REPORT #449 November 2001

Produced by the Belize Development Trust

Just some rambling thoughts!

Peter has put a lot of engineering data on the listserve about the Chalillo Dam subject. I myself prefer to rely on the barometer indicator developed during the last UDP term in office. This was the Fonseca Barometer, named after a previous politician member of the PUP party who made a real mess up, on the contractual wheeling dealing representing the nation of Belize on the Mollejon Dam deal. Since then, it has cost Belizeans of several generations, several hundreds of millions of dollars and continues to do so. The way this UDP era barometer worked and it is still functional eight years later, is that to cut through all the spurious and conflicting arguments, you simply ASK Ralph Fonseca, if he is FOR, or AGAINST anything to do with a government contract and negotiation.

It works like this, if Fonseca is against the Chalillo Dam, then every right minded common sense person, should be for it. If Fonseca is for the Chalillo Dam, then the barometer says every right minded common sense people should be against it. Anybody know Ralph Fonseca's current thinking and opinion on the Chalillo Dam?

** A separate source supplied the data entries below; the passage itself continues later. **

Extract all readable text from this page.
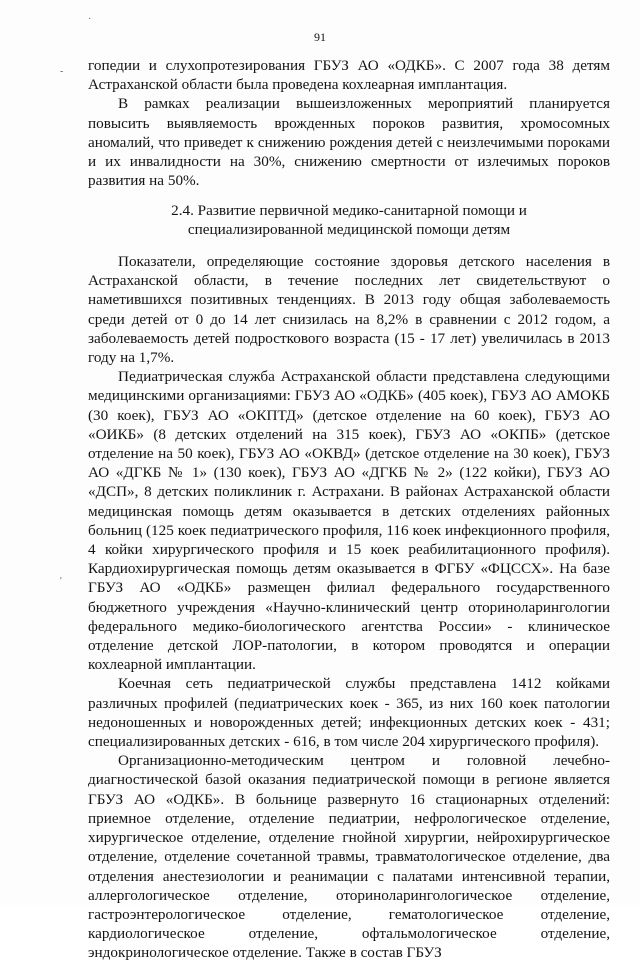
91

гопедии и слухопротезирования ГБУЗ АО «ОДКБ». С 2007 года 38 детям Астраханской области была проведена кохлеарная имплантация.

В рамках реализации вышеизложенных мероприятий планируется повысить выявляемость врожденных пороков развития, хромосомных аномалий, что приведет к снижению рождения детей с неизлечимыми пороками и их инвалидности на 30%, снижению смертности от излечимых пороков развития на 50%.

2.4. Развитие первичной медико-санитарной помощи и
специализированной медицинской помощи детям

Показатели, определяющие состояние здоровья детского населения в Астраханской области, в течение последних лет свидетельствуют о наметившихся позитивных тенденциях. В 2013 году общая заболеваемость среди детей от 0 до 14 лет снизилась на 8,2% в сравнении с 2012 годом, а заболеваемость детей подросткового возраста (15 - 17 лет) увеличилась в 2013 году на 1,7%.

Педиатрическая служба Астраханской области представлена следующими медицинскими организациями: ГБУЗ АО «ОДКБ» (405 коек), ГБУЗ АО АМОКБ (30 коек), ГБУЗ АО «ОКПТД» (детское отделение на 60 коек), ГБУЗ АО «ОИКБ» (8 детских отделений на 315 коек), ГБУЗ АО «ОКПБ» (детское отделение на 50 коек), ГБУЗ АО «ОКВД» (детское отделение на 30 коек), ГБУЗ АО «ДГКБ № 1» (130 коек), ГБУЗ АО «ДГКБ № 2» (122 койки), ГБУЗ АО «ДСП», 8 детских поликлиник г. Астрахани. В районах Астраханской области медицинская помощь детям оказывается в детских отделениях районных больниц (125 коек педиатрического профиля, 116 коек инфекционного профиля, 4 койки хирургического профиля и 15 коек реабилитационного профиля). Кардиохирургическая помощь детям оказывается в ФГБУ «ФЦССХ». На базе ГБУЗ АО «ОДКБ» размещен филиал федерального государственного бюджетного учреждения «Научно-клинический центр оториноларингологии федерального медико-биологического агентства России» - клиническое отделение детской ЛОР-патологии, в котором проводятся и операции кохлеарной имплантации.

Коечная сеть педиатрической службы представлена 1412 койками различных профилей (педиатрических коек - 365, из них 160 коек патологии недоношенных и новорожденных детей; инфекционных детских коек - 431; специализированных детских - 616, в том числе 204 хирургического профиля).

Организационно-методическим центром и головной лечебно-диагностической базой оказания педиатрической помощи в регионе является ГБУЗ АО «ОДКБ». В больнице развернуто 16 стационарных отделений: приемное отделение, отделение педиатрии, нефрологическое отделение, хирургическое отделение, отделение гнойной хирургии, нейрохирургическое отделение, отделение сочетанной травмы, травматологическое отделение, два отделения анестезиологии и реанимации с палатами интенсивной терапии, аллергологическое отделение, оториноларингологическое отделение, гастроэнтерологическое отделение, гематологическое отделение, кардиологическое отделение, офтальмологическое отделение, эндокринологическое отделение. Также в состав ГБУЗ

·
-
'
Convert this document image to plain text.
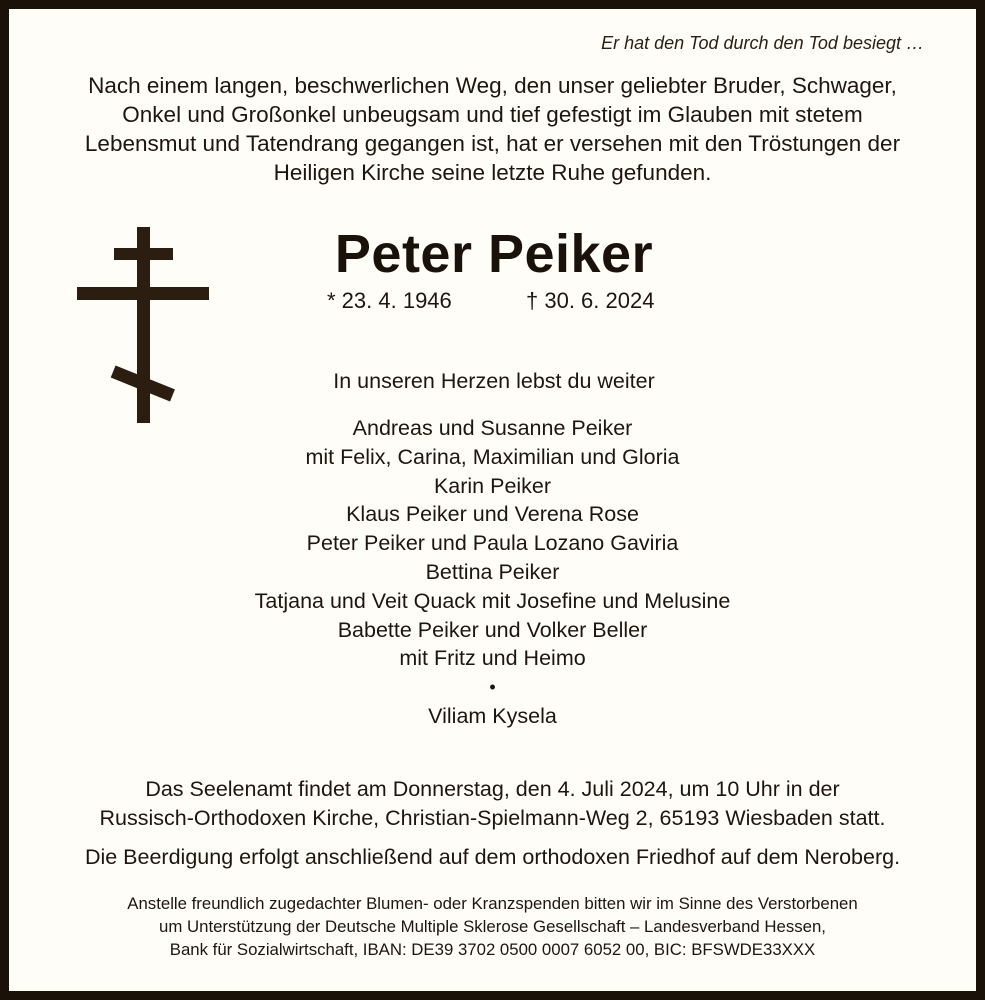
Er hat den Tod durch den Tod besiegt …
Nach einem langen, beschwerlichen Weg, den unser geliebter Bruder, Schwager,
Onkel und Großonkel unbeugsam und tief gefestigt im Glauben mit stetem
Lebensmut und Tatendrang gegangen ist, hat er versehen mit den Tröstungen der
Heiligen Kirche seine letzte Ruhe gefunden.
Peter Peiker
* 23. 4. 1946	† 30. 6. 2024
In unseren Herzen lebst du weiter
Andreas und Susanne Peiker
mit Felix, Carina, Maximilian und Gloria
Karin Peiker
Klaus Peiker und Verena Rose
Peter Peiker und Paula Lozano Gaviria
Bettina Peiker
Tatjana und Veit Quack mit Josefine und Melusine
Babette Peiker und Volker Beller
mit Fritz und Heimo
•
Viliam Kysela
Das Seelenamt findet am Donnerstag, den 4. Juli 2024, um 10 Uhr in der
Russisch-Orthodoxen Kirche, Christian-Spielmann-Weg 2, 65193 Wiesbaden statt.
Die Beerdigung erfolgt anschließend auf dem orthodoxen Friedhof auf dem Neroberg.
Anstelle freundlich zugedachter Blumen- oder Kranzspenden bitten wir im Sinne des Verstorbenen
um Unterstützung der Deutsche Multiple Sklerose Gesellschaft – Landesverband Hessen,
Bank für Sozialwirtschaft, IBAN: DE39 3702 0500 0007 6052 00, BIC: BFSWDE33XXX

I don't have much trouble with leasing the valley and dam site to Fortis for thirty years. But like all Concessions, whether you are making toilet paper, shrimp farms, hotels or what have you. This basically should be the end of the story, if the PUP are for the Chalillo Dam on behalf of the Government. That said, it is quite true that we need as much diversification in electrical production feeding the national grid as possible. Chalillo would give us a bit more and I have no problem with that. However, the confusing aspects are all these extras they are talking about giving FORTIS and their subsidiaries in Belize. I don't buy that, can't see it at all! This is after all, just another investment in Belize and if they get the valley on a thirty year lease that is all they should get. They then make the decision to build, or not to build, to invest, or not invest. If they don't somebody else will come along and do so. Such money could be raised in Taiwan, or Hong Kong, real fast. In fact, I would take away some of the benefits Fortis currently enjoy under the Fonseca Mollejon Dam deal. Any production from Chalillo, if Fortis should build it, at their own expense and risk capital, should see that this 7.5 megawatts of electricity is bought with Belizean Currency. No existing or new guarantees of foreign exchange rights. They enter the foreign exchange arena in competition with everybody else who is investing in Belize. The next thing, the same amount of water that Chalillo Dam uses to make 7.5 megawatts of electricity, will then go downstream to Mollejon Dam and make another 7.5 megawatts. So, in total, there is going to have to be a formula whereby production from the original Mollejon Dam average annual statistical production figures is separated from this new 15 megawatts to be produced from Chalillo Dam. The Cascade Effect as it were. Next I think the negotiators and Gawd help us, I hope it is not Musa and Fonseca, but some Chinese and Arab Merchant negotiating team working on behalf of government. The negotiators have to make sure that the contract stipulates no more than 15 % profit over the cost of production of this electricity, or whatever the same rate can be expected in Eastern Canada from Fortis hydro dam projects. Let the Canadian Government do the calculating for us. This then would be sold at cost + 15% to the customer in Belizean currency.

Electricity in Belize is a PRIVATE MONOPOLY. It should not be that! Due to Fortis owning majority shares in all the pyramid architecture of production, distribution and sales through various companies and PLUS the fact they are protected by LAWS, so that no independent investments can co-generate electricity and sell it to the NATIONAL GRID conrolled by FORTIS shares. Then it behooves the Legislature and Senate to amend the existing legislation and let independent electrical producers sell electricity to the National Grid. Nor should FORTIS through it's monopoly controls be permitted to stipulate the terms and prices and other conditions. These should be taken from the international arena and applied to the legislation in Belize. Open up the electricity market and you will see big changes in the amount of producers of commercial electricity in Belize. Right now, electricity is a MONOPOLY and a closed SHOP. It is time to change that equation. FORTIS are doing well and will continue to do well. It is the nature of competition, that competition will probably end up serving back o'bush places that need electricity and where FORTIS for the time being do not wish to invest. This is development!